Many income investors have been fans of Chevron (CVX -2.33%) for a long time. Buffett joined the club in 2020 with Berkshire buying shares of the oil and gas giant several months after the start of the COVID-19 pandemic. Chevron remains a top dividend stock with its yield of 3.3%.
That yield has been much higher in the past. However, it's not because Chevron has cut its dividend. Actually, the company has increased its dividend for 35 consecutive years. Instead, Chevron's dividend yield is lower mainly because its stock is absolutely trouncing the market. The energy leader's shares have soared nearly 40% so far this year.
Two factors are working in Chevron's favor in a huge way right now. Oil and gas prices have risen sharply in large part because of the disruption resulting from Russia's invasion of Ukraine. At the same time, energy demand is increasing as the global economy recovers from the impact of the pandemic.
Could Chevron's fortunes reverse in the not-too-distant future? I don't think so -- at least not in a major way that would impact its dividend.
The demand for fossil fuels is likely to increase for decades to come, albeit at a slower pace as the transition to renewable energy sources moves forward. Chevron is also investing in renewable energy itself to benefit from this transition.
3. Bristol Myers Squibb
Bristol Myers Squibb (BMY -0.86%) stands out as another Buffett dividend stock that's outperforming the overall stock market by a wide margin. Shares of the big drugmaker have jumped more than 20% year to date.

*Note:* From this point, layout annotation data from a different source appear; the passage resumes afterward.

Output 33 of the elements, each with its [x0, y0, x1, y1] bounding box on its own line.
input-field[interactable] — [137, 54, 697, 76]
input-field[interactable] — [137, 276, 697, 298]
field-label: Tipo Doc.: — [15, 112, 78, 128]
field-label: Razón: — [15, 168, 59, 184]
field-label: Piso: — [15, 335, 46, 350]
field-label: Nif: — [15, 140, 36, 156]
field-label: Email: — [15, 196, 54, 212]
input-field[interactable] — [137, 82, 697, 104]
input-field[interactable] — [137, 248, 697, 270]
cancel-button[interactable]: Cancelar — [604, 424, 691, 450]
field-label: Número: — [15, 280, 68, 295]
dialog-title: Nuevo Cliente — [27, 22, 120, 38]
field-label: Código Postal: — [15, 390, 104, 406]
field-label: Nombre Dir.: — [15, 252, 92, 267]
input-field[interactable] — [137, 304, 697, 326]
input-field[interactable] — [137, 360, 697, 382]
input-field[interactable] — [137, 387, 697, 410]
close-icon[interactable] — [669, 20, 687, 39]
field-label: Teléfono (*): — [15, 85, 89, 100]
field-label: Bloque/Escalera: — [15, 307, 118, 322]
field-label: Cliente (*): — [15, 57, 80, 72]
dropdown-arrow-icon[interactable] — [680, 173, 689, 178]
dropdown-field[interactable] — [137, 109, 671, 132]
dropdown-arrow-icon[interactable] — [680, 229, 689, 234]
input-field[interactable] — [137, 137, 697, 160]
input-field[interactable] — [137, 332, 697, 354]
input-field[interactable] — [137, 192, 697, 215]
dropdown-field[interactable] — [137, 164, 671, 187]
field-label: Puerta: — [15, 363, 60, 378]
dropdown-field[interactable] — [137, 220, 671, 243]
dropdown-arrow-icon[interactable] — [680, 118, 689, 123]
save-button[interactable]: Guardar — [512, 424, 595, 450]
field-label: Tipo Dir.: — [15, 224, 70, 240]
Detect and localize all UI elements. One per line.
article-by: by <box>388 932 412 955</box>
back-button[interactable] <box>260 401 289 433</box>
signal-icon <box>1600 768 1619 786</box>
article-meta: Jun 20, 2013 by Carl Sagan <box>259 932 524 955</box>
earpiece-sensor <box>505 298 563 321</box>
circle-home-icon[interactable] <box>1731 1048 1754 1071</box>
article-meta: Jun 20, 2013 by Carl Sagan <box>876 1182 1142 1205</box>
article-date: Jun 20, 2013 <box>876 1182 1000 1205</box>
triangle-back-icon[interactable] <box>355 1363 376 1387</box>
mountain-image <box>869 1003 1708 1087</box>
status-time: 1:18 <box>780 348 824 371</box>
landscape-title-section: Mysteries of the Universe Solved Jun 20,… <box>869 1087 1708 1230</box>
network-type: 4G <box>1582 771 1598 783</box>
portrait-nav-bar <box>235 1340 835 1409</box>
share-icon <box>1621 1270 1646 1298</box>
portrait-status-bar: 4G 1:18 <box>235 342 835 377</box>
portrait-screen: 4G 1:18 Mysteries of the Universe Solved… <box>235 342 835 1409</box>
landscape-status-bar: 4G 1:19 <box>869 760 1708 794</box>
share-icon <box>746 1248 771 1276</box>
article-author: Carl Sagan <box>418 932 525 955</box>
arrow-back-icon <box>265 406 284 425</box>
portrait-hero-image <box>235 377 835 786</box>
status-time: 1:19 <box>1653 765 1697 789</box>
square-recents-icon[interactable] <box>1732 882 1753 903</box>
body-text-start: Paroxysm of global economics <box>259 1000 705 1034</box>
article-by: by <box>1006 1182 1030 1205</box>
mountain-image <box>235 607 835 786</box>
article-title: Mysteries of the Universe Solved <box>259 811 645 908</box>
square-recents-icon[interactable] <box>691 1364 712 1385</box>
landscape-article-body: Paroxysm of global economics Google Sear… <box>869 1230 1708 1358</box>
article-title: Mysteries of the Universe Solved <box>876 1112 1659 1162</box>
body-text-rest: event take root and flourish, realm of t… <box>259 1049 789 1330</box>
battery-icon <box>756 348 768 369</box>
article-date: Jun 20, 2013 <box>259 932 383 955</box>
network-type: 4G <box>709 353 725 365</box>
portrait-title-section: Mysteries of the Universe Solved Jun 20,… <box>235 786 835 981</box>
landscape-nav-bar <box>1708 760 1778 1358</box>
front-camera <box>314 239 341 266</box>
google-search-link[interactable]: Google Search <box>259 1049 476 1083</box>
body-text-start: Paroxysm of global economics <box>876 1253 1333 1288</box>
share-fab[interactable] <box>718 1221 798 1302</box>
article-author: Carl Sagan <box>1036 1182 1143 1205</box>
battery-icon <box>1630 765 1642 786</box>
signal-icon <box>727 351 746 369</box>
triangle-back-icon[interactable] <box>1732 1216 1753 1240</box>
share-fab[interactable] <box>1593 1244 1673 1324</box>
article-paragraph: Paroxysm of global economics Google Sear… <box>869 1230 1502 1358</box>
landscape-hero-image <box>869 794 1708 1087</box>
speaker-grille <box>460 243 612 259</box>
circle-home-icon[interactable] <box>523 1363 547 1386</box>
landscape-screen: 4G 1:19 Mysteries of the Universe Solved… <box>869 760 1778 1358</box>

To be sure, BMS' dividend track record isn't as impressive as AbbVie's or Chevron's. However, the company has increased its dividend for 13 consecutive years -- which isn't shabby at all. And while BMS' dividend yield of 2.8% is lower than the other two companies on our list, it's nonetheless attractive.
Bristol Myers Squibb really shines when it comes to valuation, though. Its shares trade at less than 10 times expected earnings. The reason behind this bargain price is that BMS already faces generic competition in the U.S. for its top-selling drug, Revlimid, and also has other blockbuster drugs that lose exclusivity within a few years.
However, BMS expects that its newer drugs and pipeline programs will be able to generate up to $25 billion per year by 2030. The company thinks that anemia drug Reblozyl, experimental heart failure drug mavacamten, experimental psoriasis drug deucratvacitinib, and cancer cell therapies Abecma and Breyanzi could each make more than $4 billion annually.